Baca Juga:  Polemik PETI Potabo: Nyawa Melayang, Cukong Tak Juga Dijerat

Hingga berita ini diturunkan, Camat Dengilo belum memberikan klarifikasi resmi. Pemerintah setempat juga belum menunjukkan tanda-tanda penindakan konkret. Padahal, jika aktivitas ini dibiarkan, bukan hanya lingkungan yang rusak, tapi juga legitimasi pemerintah akan ikut tergerus.

Janji Penertiban: Rapat Serius atau Sekadar Simbolik?

Sebelumnya, Pemerintah Kabupaten Pohuwato menggelar rapat lintas sektor membahas aktivitas pertambangan di Kecamatan Dengilo, Rabu, 18 Juni 2025. Rapat yang dipimpin Wakil Bupati Pohuwato Iwan S. Adam itu menghasilkan keputusan tegas: seluruh kegiatan pertambangan di wilayah Dengilo ditutup sementara hingga batas waktu yang belum ditentukan.

Keputusan tersebut diambil menyusul meningkatnya kekhawatiran atas dampak lingkungan dan kesehatan akibat aktivitas tambang liar. Salah satu sorotan utama adalah munculnya 48 kasus malaria di wilayah itu, yang diduga berasal dari kubangan bekas tambang yang menjadi sarang nyamuk.

“Tambang ilegal ini dilematis. Dilarang tidak, dibiarkan juga tidak. Tapi yang paling penting, semua pihak harus bertanggung jawab menekan dampak buruknya. Jangan sampai pemerintah harus turun dengan tindakan tegas karena fasilitas umum ikut rusak,” ujar Iwan dalam rapat yang digelar di Kantor Camat Dengilo.

Rapat tersebut turut dihadiri oleh unsur TNI/Polri, Kesbangpol, Dinas Lingkungan Hidup, kepala desa se-Kecamatan Dengilo, tokoh adat, serta perwakilan organisasi penambang.

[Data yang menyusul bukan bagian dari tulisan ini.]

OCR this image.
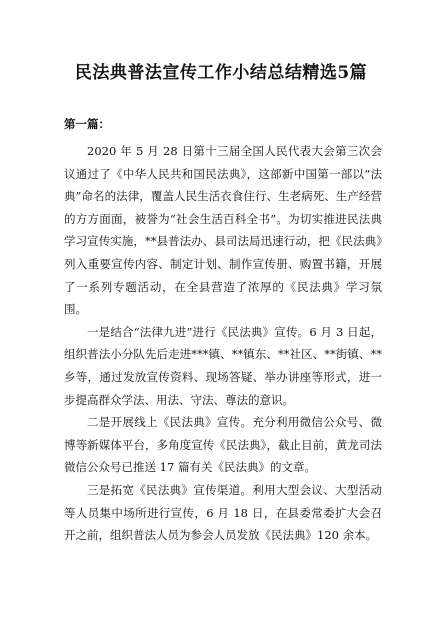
民法典普法宣传工作小结总结精选5篇
第一篇：

2020 年 5 月 28 日第十三届全国人民代表大会第三次会议通过了《中华人民共和国民法典》，这部新中国第一部以“法典”命名的法律，覆盖人民生活衣食住行、生老病死、生产经营的方方面面，被誉为“社会生活百科全书”。为切实推进民法典学习宣传实施，**县普法办、县司法局迅速行动，把《民法典》列入重要宣传内容、制定计划、制作宣传册、购置书籍，开展了一系列专题活动，在全县营造了浓厚的《民法典》学习氛围。

一是结合“法律九进”进行《民法典》宣传。6 月 3 日起，组织普法小分队先后走进***镇、**镇东、**社区、**街镇、**乡等，通过发放宣传资料、现场答疑、举办讲座等形式，进一步提高群众学法、用法、守法、尊法的意识。

二是开展线上《民法典》宣传。充分利用微信公众号、微博等新媒体平台，多角度宣传《民法典》，截止目前，黄龙司法微信公众号已推送 17 篇有关《民法典》的文章。

三是拓宽《民法典》宣传渠道。利用大型会议、大型活动等人员集中场所进行宣传，6 月 18 日，在县委常委扩大会召开之前，组织普法人员为参会人员发放《民法典》120 余本。
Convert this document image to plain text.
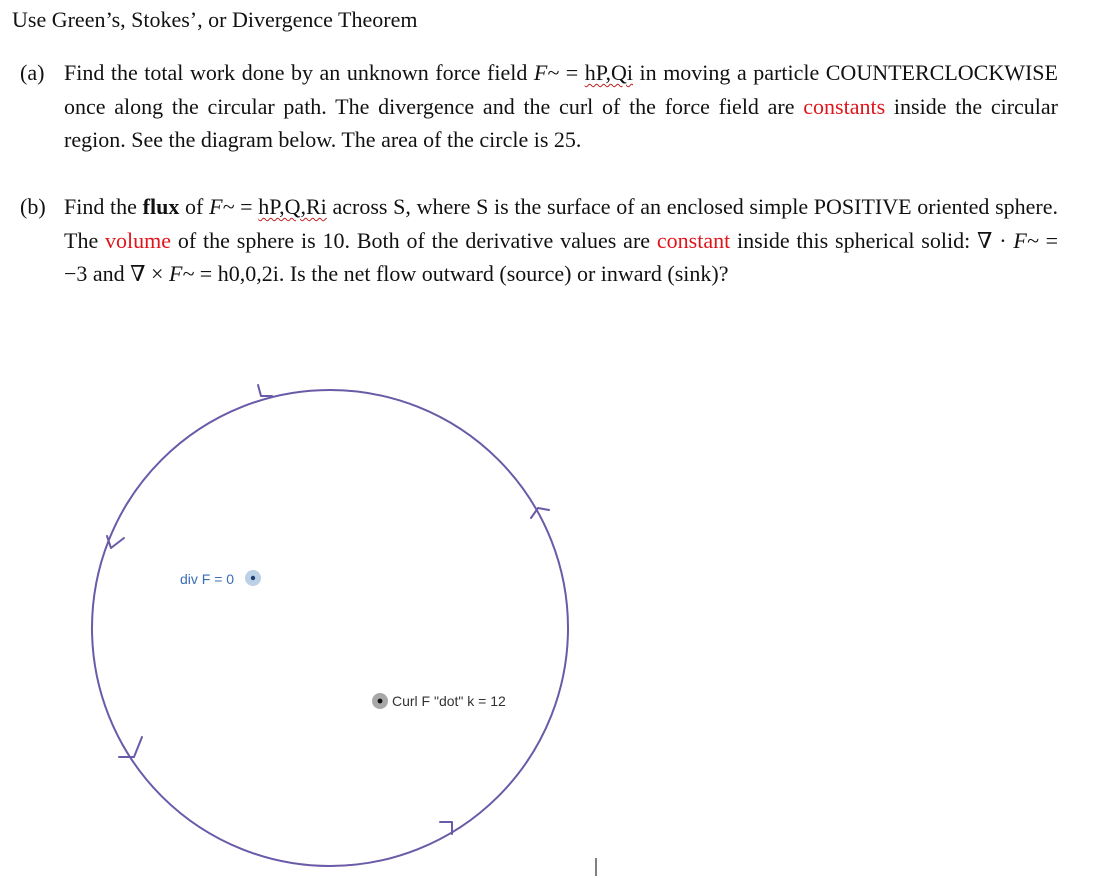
Use Green’s, Stokes’, or Divergence Theorem
(a) Find the total work done by an unknown force field F~ = hP,Qi in moving a particle COUNTERCLOCKWISE once along the circular path. The divergence and the curl of the force field are constants inside the circular region. See the diagram below. The area of the circle is 25.
(b) Find the flux of F~ = hP,Q,Ri across S, where S is the surface of an enclosed simple POSITIVE oriented sphere. The volume of the sphere is 10. Both of the derivative values are constant inside this spherical solid: ∇ · F~ = −3 and ∇ × F~ = h0,0,2i. Is the net flow outward (source) or inward (sink)?
div F = 0
Curl F "dot" k = 12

Camat Dengilo, Nakir Ismail, menyatakan pihaknya kesulitan berkoordinasi dengan para pelaku tambang.

Baca Juga:  Hak Mahasiswa Dibatasi? Dugaan Intimidasi di Kampus UBM Gorontalo Tuai Kecaman

“Entah kepada siapa kami harus meminta informasi dan berkoordinasi,” kata Nakir Ismail dalam notulen yang ia tandatangani.

Ketua APRI Pohuwato, Limonu Hippy, menyebut DPRD melalui Komisi II telah membentuk panitia khusus (Pansus) untuk mengkaji lebih dalam persoalan ini. Ia menegaskan bahwa kubangan bekas tambang wajib ditimbun kembali.

“Kalau ingin dapat respons positif dari pemerintah, pelaku tambang harus menjaga fasilitas umum,” ujarnya.

Perwakilan Dinas Lingkungan Hidup menyatakan aktivitas tambang wajib mengikuti ketentuan dalam PP Nomor 26 Tahun 2025 agar tidak merusak lingkungan. Kepala Kesbangpol menambahkan bahwa aktivitas keluar-masuk penambang harus dilaporkan dalam 1×24 jam, dan wajib mematuhi hukum adat.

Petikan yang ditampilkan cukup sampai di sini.